The Romans thought that all swans were white, but the Australians knew better, and Europe was amazed around 1700 when they shared their secret. Now we use the term Black Swan event to describe a surprise that we hadn’t predicted. In 1690 would you have invested in a company trying to raise swans that were black?

If we are looking over our investment portfolio, we try and play safe when our paper gurus in the press mutter about possible disasters. If we are told something is risky, we avoid it and choose the certain gain. We all nod wisely and mutter the old proverb about “a bird in the hand etc.” Faced with a falling market, many of us will take the risk of a bigger loss on the off chance when we read that an investment might buck the trend.
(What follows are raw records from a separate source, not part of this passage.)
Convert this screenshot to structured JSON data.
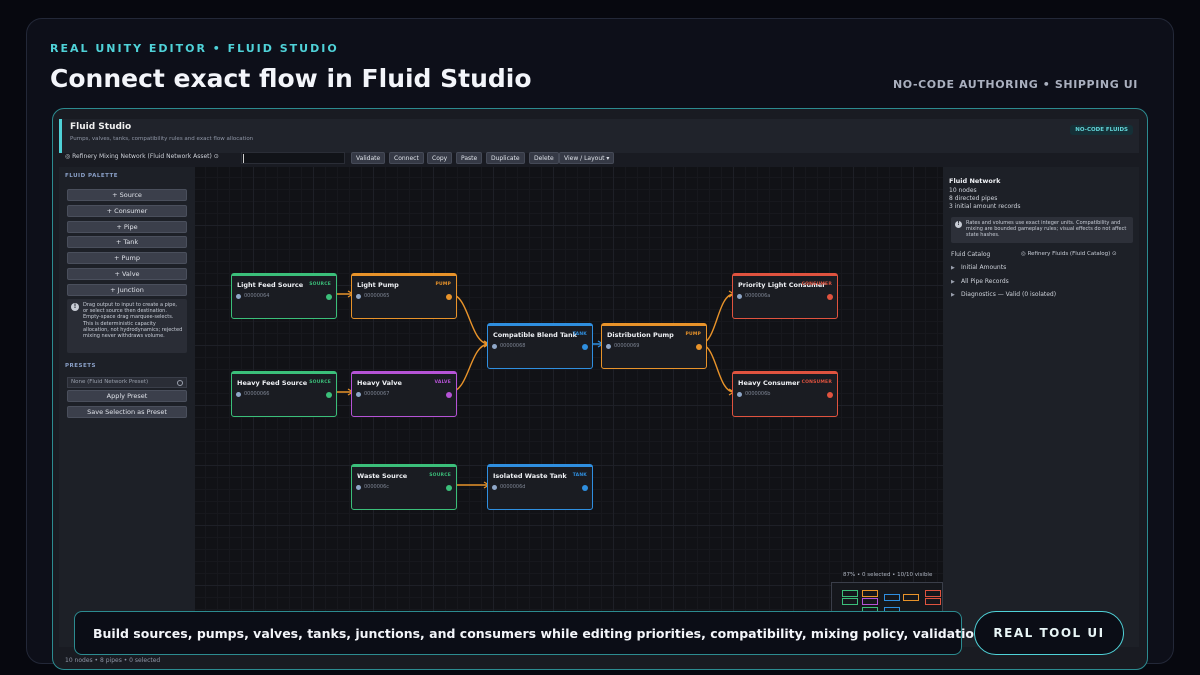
{
  "page": {
    "eyebrow": "REAL UNITY EDITOR • FLUID STUDIO",
    "headline": "Connect exact flow in Fluid Studio",
    "tagline_right": "NO-CODE AUTHORING • SHIPPING UI",
    "callout": "Build sources, pumps, valves, tanks, junctions, and consumers while editing priorities, compatibility, mixing policy, validation, and presets.",
    "cta_label": "REAL TOOL UI"
  },
  "editor": {
    "title": "Fluid Studio",
    "subtitle": "Pumps, valves, tanks, compatibility rules and exact flow allocation",
    "badge": "NO-CODE FLUIDS",
    "status_bar": "10 nodes • 8 pipes • 0 selected"
  },
  "toolbar": {
    "asset_field": "Refinery Mixing Network (Fluid Network Asset)",
    "buttons": [
      "Validate",
      "Connect",
      "Copy",
      "Paste",
      "Duplicate",
      "Delete",
      "View / Layout ▾"
    ]
  },
  "palette": {
    "heading": "FLUID PALETTE",
    "buttons": [
      "+ Source",
      "+ Consumer",
      "+ Pipe",
      "+ Tank",
      "+ Pump",
      "+ Valve",
      "+ Junction"
    ],
    "info": "Drag output to input to create a pipe, or select source then destination. Empty-space drag marquee-selects. This is deterministic capacity allocation, not hydrodynamics; rejected mixing never withdraws volume.",
    "presets_heading": "PRESETS",
    "preset_field": "None (Fluid Network Preset)",
    "apply_preset": "Apply Preset",
    "save_preset": "Save Selection as Preset"
  },
  "nodes": [
    {
      "title": "Light Feed Source",
      "type": "SOURCE",
      "id": "00000064",
      "color": "#3bbf7a"
    },
    {
      "title": "Light Pump",
      "type": "PUMP",
      "id": "00000065",
      "color": "#e8932a"
    },
    {
      "title": "Heavy Feed Source",
      "type": "SOURCE",
      "id": "00000066",
      "color": "#3bbf7a"
    },
    {
      "title": "Heavy Valve",
      "type": "VALVE",
      "id": "00000067",
      "color": "#b553d6"
    },
    {
      "title": "Compatible Blend Tank",
      "type": "TANK",
      "id": "00000068",
      "color": "#2f8fe0"
    },
    {
      "title": "Distribution Pump",
      "type": "PUMP",
      "id": "00000069",
      "color": "#e8932a"
    },
    {
      "title": "Priority Light Consumer",
      "type": "CONSUMER",
      "id": "0000006a",
      "color": "#e0533f"
    },
    {
      "title": "Heavy Consumer",
      "type": "CONSUMER",
      "id": "0000006b",
      "color": "#e0533f"
    },
    {
      "title": "Waste Source",
      "type": "SOURCE",
      "id": "0000006c",
      "color": "#3bbf7a"
    },
    {
      "title": "Isolated Waste Tank",
      "type": "TANK",
      "id": "0000006d",
      "color": "#2f8fe0"
    }
  ],
  "minimap": {
    "label": "87% • 0 selected • 10/10 visible"
  },
  "inspector": {
    "title": "Fluid Network",
    "nodes_count": "10 nodes",
    "pipes_count": "8 directed pipes",
    "records_count": "3 initial amount records",
    "note": "Rates and volumes use exact integer units. Compatibility and mixing are bounded gameplay rules; visual effects do not affect state hashes.",
    "catalog_label": "Fluid Catalog",
    "catalog_value": "Refinery Fluids (Fluid Catalog)",
    "foldouts": [
      "Initial Amounts",
      "All Pipe Records",
      "Diagnostics — Valid (0 isolated)"
    ]
  },
  "colors": {
    "accent": "#4fd2d8",
    "source": "#3bbf7a",
    "pump": "#e8932a",
    "valve": "#b553d6",
    "tank": "#2f8fe0",
    "consumer": "#e0533f"
  }
}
Later, when we’re sitting in the bar drowning our sorrows and agreeing with our fellow nouveau– pauvreté, we tell each other that it wasn’t our fault, it’s just our lack of experience. Next time, hmm… next time. Ludvig and Spetch from Princeton U (1) decided to pin down what the decisions would be when things weren’t so risky. They carried out experiments in which the participants could choose an easy win or take a risk of increasing it or loosing it. In addition they also had decisions to make in losing situations where they could accept a small loss or take the risk of a bigger loss or maybe none. 

Here is the interesting bit though. The experiments were designed so that they were just given the choices or that they were trained on the frequency of particular events occurring. As the authors put it making decisions based on ‘contemplating the future or reflecting on the past.’

Our alcoholic driven epiphany in the bar was correct. Experience would lead us to be less risk averse when it comes to gains and not to throw good money after bad when losses are on the menu. One wonders if there is a lot of poker played around the Princeton campus.